Como sabem, ou saberão agora, não sou de discursos. Digo
aquilo que me apraz dizer. Aquilo que, no momento, a razão puxa. E o que
me vem à cabeça é que Abril está por cumprir. Mal começado. Que arranca
ao fim de cinquentas anos? Quem sabe? O que gostava era que fossem
vocês, rapaziada, a declamar os princípios da Liberdade.
Para
já, venho pedir-vos o seguinte: olhem. Em volta, quantos colegas opinam?
Quantos de vós sorriem? Olhem e contem as mãos-dadas. Quantos na rua ou
no recreio reunidos? Digam-me, amigos, que as escolas de outrora jamais
de novo divididas. Que meninas à esquerda e meninos à direita, não! Que
para cima de dois, recordo-vos: infundado ajuntamento. Proibida
conspiração. E que um isqueiro, nesse tempo, só com devidas licenças,
sabiam? O país funcionava à base do lápis-azul – esse pedaço de madeira
cujo intuito passava por queimar nossas palavras, calar nossos gestos.
Hoje, por outro lado, fala-se e fala-se muito, mas a cada
verão um incêndio, alguém morto, alguém sem casa. Nas cidades, o número
de sem-abrigos exponencia. As aldeias estão vazias. É isto que me apraz
dizer: se antes estávamos mal, agora um niquinho de nada menos.
Está nas vossas mãos, gente nova. Vejam para além do pão
e da casa, da religião e do trabalho. Ensinem vossos irmãos a mudar as
mentalidades. Mudem também aquilo que já era de mudar. Pensamento
próprio é orgulho. Fazer arte, trabalho. Entorpecimento, cumplicidade.

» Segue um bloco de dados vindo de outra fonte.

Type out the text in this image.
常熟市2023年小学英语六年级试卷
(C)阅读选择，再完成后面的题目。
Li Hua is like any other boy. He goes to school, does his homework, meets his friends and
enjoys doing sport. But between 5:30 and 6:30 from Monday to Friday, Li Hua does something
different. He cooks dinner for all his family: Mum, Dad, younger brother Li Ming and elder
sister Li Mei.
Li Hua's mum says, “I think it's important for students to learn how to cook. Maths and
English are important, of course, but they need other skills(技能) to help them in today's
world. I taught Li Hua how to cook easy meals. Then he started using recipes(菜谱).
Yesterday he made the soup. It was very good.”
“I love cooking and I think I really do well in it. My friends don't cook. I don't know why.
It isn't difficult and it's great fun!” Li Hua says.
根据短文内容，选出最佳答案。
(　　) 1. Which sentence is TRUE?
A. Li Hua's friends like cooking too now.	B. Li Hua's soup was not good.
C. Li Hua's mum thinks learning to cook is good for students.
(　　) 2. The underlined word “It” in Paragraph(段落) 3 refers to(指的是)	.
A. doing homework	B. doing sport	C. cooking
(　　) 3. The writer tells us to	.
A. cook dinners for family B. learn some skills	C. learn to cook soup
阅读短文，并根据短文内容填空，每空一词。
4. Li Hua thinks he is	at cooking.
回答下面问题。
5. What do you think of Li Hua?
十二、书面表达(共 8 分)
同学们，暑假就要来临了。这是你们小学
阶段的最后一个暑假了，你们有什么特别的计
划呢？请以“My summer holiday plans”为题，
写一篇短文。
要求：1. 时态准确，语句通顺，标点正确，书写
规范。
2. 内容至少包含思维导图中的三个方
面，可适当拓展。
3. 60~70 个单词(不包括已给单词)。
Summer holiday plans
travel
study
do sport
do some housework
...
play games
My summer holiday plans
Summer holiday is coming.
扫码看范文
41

Abram os pulmões, soquem a mesa, abanem o estabelecido. Direitos e
deveres são para todos, ouviram? Olhem e contem-me quantas senhoras ao
volante de veículos pesados, quantos senhores de rosa. Liberdade é usar
cores. É democratizar o gosto. É lembrar-vos de onde viemos para que
saibam a distância a que estamos de lá voltar.